Greater Victoria residents working full time and earning the mininum wage would have to work 90 hours a week to be able to afford a two-bedroom apartment (Black Press File)

Greater Victoria residents working full time and earning the mininum wage would have to work 90 hours a week to be able to afford a two-bedroom apartment (Black Press File)

Greater Victoria has zero affordable neighbourhoods for full-time workers earning minimum wage

Figure appears in a report from the Centre of Policy Alternatives

A Greater Victoria resident working full time earning the provincial minimum wage would have to work 90 hours a week to afford a two-bedroom apartment, according to a new study. Only residents of Vancouver (112 hours) and Toronto (96) hours would have to work more.

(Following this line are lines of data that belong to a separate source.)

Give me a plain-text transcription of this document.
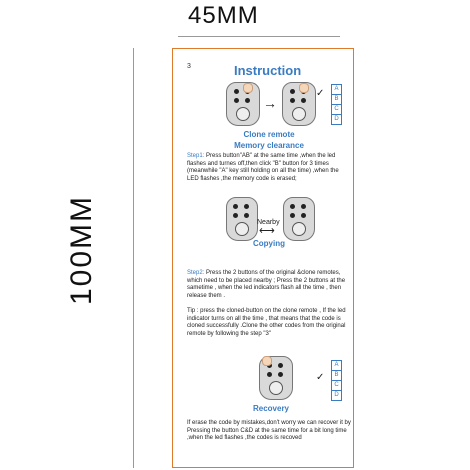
45MM
100MM
3	Instruction
→
A
B
C
D
✓
Clone remote
Memory clearance
Step1: Press button"AB" at the same time ,when the led flashes and turnes off,then click "B" button for 3 times (meanwhile "A" key still holding on all the time) ,when the LED flashes ,the memory code is erased;
Nearby
⟷
Copying
Step2: Press the 2 buttons of the original &clone remotes, which need to be placed nearby ; Press the 2 buttons at the sametime , when the led indicators flash all the time , then release them .
Tip : press the cloned-button on the clone remote , If the led indicator turns on all the time , that means that the code is cloned successfully .Clone the other codes from the original remote by following the step "3"
A
B
C
D
✓
Recovery
If erase the code by mistakes,don't worry we can recover it by Pressing the button C&D at the same time for a bit long time ,when the led flashes ,the codes is recoved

The figures appear in a report from the Centre of Policy Alternatives titled Unaccommodating: Rental Housing Wage in Canada. The report sought to determine the rental wage, which the report defines as the hourly wage that a full-time worker must make to be able to rent an average two-bedroom apartment using no more than 30 per cent of their income, the threshold for affordable housing.

According to the report, the average rental wage across all of Canada is $22.40 per hour, with Victoria’s rate being $28.47. The provincial minimum wage is $12.65 as of October 2018.

RELATED: New report finds many Sidney residents struggle with housing affordability

“Importantly, because all provincial minimum wages are far lower than these average rental wages, it is not possible for many full-time workers [in Canada] to afford to live anywhere without spending more than 30 per cent of their income on rent,” it reads.

Looking across the country, the report finds that minimum-wage workers can “comfortably afford” the average two-bedroom rental rate in three per cent of the 795 neighbourhoods where rental and income data are available.

According to the report, 23 out 36 metro areas in Canada lack any neighbourhood where the average-priced one-bedroom is affordable to a minimum-wage worker, and 31 have no neighbourhoods where a two-bedroom apartment is affordable.

Greater Victoria, according to the report, has zero affordable neighbourhoods, be it for one-bedroom or two-bedroom apartments.